The Singapore Cremation Memorial, which stands immediately behind the Singapore Memorial, commemorates almost 800 casualties, mostly of the Indian forces, whose remains were cremated in accordance with their religious beliefs.
“The Singapore Civil Hospital Grave Memorial stands at the eastern end of the Singapore Memorial,” the website says.
“During the last hours of the Battle of Singapore wounded civilians and servicemen taken prisoner by the Japanese were brought to the hospital in their hundreds (and) the number of fatalities was such that burial in the normal manner was impossible.
“Before the war an emergency water tank had been dug in the grounds of the hospital and this was used as a grave for more than 400 civilians and Commonwealth servicemen.
“After the war, it was decided that as individual identification of the dead would be impossible, the grave should be left undisturbed.
“The grave was suitably enclosed, consecrated by the Bishop of Singapore, and a cross in memory of all of those buried there was erected over it by the military authorities.”
Today Kranji is a peaceful place, one of the few spots on this busy island that’s not washed with traffic noise, and on this oppressively hot day the only sounds I could hear as I walked the rows of white stones was a sprinkler shooting water across the lawns and the hypnotic buzz of insects.
While there are Australian soldiers, sailors and airmen buried right around the complex the first four rows are completely occupied with stones marked by the rising sun, and I strolled reading the names, ages and hometowns of these fine men that perished so far from home.

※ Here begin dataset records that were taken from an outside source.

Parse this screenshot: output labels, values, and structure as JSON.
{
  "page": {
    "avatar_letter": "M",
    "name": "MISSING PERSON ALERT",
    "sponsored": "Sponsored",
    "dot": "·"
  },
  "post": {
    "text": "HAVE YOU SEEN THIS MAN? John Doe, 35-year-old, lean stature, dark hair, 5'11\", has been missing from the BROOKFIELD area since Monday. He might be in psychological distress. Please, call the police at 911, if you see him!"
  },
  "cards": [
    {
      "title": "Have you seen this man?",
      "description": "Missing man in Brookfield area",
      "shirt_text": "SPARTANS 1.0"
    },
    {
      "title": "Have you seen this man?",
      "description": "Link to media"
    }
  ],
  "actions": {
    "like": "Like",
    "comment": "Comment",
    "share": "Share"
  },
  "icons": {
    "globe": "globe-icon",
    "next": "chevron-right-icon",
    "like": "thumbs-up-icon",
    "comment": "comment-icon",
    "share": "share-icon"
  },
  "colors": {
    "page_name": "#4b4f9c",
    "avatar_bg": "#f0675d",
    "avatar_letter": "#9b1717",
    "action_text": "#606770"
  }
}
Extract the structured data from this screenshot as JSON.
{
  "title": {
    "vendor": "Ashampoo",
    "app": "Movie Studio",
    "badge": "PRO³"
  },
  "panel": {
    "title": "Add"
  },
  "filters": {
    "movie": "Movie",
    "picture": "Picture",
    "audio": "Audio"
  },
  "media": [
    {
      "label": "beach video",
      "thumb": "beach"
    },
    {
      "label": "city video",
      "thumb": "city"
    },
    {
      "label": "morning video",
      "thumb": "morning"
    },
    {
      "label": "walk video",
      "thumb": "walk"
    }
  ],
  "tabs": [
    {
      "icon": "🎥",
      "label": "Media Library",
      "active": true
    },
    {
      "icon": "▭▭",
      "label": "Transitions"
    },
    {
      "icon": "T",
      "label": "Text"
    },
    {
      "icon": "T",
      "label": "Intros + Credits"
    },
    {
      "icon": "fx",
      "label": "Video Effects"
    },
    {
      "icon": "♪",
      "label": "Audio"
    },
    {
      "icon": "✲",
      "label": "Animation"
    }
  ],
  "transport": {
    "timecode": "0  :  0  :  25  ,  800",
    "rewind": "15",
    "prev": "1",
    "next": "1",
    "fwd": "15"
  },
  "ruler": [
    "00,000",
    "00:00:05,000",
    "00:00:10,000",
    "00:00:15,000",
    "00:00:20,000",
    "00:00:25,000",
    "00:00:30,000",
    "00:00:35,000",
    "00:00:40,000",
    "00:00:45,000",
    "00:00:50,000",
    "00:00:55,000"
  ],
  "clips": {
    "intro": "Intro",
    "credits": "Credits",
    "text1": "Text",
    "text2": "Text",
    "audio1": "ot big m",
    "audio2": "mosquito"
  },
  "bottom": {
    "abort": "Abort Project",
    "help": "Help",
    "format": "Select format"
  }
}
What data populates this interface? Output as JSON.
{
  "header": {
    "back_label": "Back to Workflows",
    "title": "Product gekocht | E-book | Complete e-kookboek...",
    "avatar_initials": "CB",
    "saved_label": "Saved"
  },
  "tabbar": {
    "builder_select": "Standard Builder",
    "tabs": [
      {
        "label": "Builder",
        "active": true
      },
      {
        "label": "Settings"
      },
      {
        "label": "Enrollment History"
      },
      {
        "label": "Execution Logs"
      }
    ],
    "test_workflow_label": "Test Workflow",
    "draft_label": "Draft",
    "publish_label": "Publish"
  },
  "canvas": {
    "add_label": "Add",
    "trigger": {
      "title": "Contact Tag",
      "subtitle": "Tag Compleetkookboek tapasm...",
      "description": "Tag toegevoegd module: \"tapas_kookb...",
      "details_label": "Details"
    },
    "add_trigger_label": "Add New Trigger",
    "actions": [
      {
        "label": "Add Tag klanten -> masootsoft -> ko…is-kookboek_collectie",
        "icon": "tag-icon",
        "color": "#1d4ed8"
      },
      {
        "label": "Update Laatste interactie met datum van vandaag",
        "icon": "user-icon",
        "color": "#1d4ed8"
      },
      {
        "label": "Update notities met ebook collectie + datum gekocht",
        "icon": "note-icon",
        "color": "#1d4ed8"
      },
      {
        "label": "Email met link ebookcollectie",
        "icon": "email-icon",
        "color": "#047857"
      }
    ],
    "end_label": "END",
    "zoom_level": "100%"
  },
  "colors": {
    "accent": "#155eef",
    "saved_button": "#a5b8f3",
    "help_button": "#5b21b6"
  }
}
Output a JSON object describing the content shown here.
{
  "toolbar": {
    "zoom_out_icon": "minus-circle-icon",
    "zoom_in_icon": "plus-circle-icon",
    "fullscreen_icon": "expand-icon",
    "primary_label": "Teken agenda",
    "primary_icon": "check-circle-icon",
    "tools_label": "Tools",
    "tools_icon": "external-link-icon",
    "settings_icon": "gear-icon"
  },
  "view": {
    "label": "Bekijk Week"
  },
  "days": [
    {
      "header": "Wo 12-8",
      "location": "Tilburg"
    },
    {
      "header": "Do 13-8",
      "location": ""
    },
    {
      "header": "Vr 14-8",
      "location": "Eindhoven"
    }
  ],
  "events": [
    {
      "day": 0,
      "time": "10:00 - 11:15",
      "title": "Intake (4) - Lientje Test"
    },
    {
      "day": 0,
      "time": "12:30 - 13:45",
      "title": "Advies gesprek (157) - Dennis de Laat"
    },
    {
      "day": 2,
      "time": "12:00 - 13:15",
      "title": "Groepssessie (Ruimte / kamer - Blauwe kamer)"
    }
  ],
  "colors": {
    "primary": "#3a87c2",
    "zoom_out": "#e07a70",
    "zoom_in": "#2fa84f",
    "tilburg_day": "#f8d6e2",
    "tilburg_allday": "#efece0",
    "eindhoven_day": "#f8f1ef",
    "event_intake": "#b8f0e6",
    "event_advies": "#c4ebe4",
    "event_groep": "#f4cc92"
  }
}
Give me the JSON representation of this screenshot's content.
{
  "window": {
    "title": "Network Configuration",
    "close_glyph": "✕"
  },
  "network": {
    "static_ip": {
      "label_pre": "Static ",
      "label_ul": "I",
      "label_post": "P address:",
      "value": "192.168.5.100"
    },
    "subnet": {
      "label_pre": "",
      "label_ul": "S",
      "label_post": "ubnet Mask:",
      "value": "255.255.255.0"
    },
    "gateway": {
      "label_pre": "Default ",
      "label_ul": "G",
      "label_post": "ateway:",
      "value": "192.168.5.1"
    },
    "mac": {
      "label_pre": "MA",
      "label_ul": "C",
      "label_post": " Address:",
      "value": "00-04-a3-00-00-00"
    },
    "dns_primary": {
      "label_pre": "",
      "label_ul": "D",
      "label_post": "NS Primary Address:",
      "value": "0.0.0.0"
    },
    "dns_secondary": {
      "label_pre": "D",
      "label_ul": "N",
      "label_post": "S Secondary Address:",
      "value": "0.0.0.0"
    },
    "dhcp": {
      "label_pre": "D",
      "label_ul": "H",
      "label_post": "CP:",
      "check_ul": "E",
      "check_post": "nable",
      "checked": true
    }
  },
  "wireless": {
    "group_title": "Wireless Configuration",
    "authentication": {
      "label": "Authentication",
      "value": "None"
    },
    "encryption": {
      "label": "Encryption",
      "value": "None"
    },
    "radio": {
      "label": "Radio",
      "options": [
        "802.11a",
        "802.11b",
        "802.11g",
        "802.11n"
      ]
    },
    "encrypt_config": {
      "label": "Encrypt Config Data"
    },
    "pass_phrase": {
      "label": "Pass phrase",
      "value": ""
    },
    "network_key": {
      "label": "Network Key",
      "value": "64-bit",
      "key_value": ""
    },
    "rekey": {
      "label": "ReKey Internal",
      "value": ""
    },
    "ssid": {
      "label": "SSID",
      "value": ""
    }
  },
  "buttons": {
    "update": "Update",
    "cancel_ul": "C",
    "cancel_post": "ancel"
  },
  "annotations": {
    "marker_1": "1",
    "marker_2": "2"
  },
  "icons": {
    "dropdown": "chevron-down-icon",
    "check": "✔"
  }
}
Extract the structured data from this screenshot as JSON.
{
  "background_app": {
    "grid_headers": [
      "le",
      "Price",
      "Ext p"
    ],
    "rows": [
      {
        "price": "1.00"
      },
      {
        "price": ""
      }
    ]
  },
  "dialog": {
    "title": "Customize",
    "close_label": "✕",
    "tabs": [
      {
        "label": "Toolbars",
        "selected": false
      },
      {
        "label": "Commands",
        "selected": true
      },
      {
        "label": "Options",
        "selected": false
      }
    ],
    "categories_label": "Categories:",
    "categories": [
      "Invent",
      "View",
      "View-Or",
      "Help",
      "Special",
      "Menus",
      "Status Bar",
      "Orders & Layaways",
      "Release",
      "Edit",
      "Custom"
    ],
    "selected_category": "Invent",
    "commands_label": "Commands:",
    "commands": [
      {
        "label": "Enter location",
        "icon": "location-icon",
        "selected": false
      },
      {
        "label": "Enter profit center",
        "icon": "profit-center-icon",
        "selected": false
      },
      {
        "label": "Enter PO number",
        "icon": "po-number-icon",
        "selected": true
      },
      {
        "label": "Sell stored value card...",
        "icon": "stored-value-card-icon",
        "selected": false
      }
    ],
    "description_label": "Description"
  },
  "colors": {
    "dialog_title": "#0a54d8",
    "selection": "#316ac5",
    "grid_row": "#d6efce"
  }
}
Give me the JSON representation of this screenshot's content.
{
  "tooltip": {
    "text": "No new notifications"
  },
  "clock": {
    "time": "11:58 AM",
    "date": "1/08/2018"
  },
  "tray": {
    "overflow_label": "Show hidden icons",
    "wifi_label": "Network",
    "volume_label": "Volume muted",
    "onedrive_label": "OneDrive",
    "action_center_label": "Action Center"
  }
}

All the Australian graves look the same – the rising sun, the soldier’s name, unit, age, and the date he died – but some families asked that an additional sentence be carved into the stone just above the place it sits in the earth.
Some of these messages note that a soldier will be missed by a mother, wife or sister, some simply remember his parents’ name and his hometown, with others featuring some religious quote or a rousing patriotic comment.
But there was with a message that made me stop and think.
It was the grave of Private R Lindwall, he was serving with the 2/30 Infantry Battalion and he died on March 31, 1945, when he was 32 years old.
Someone at home, when they were told that their relative had a stone in Kranji War Cemetery, asked that the words “his duty remembered by those in Australia” be carved into the smooth piece of white rock.
Back in the 1940s or 1950s, when the words were carved, I suspect that was only a wish, but because Australia has embraced the men and women who joined our army, navy and air force during times of international crisis this is exactly what’s happening now.
So, next Anzac Day, when you watch the sun come up, think of Private Lindwall and remember a man who died a long way from home in a place he probably thought was hotter than hell.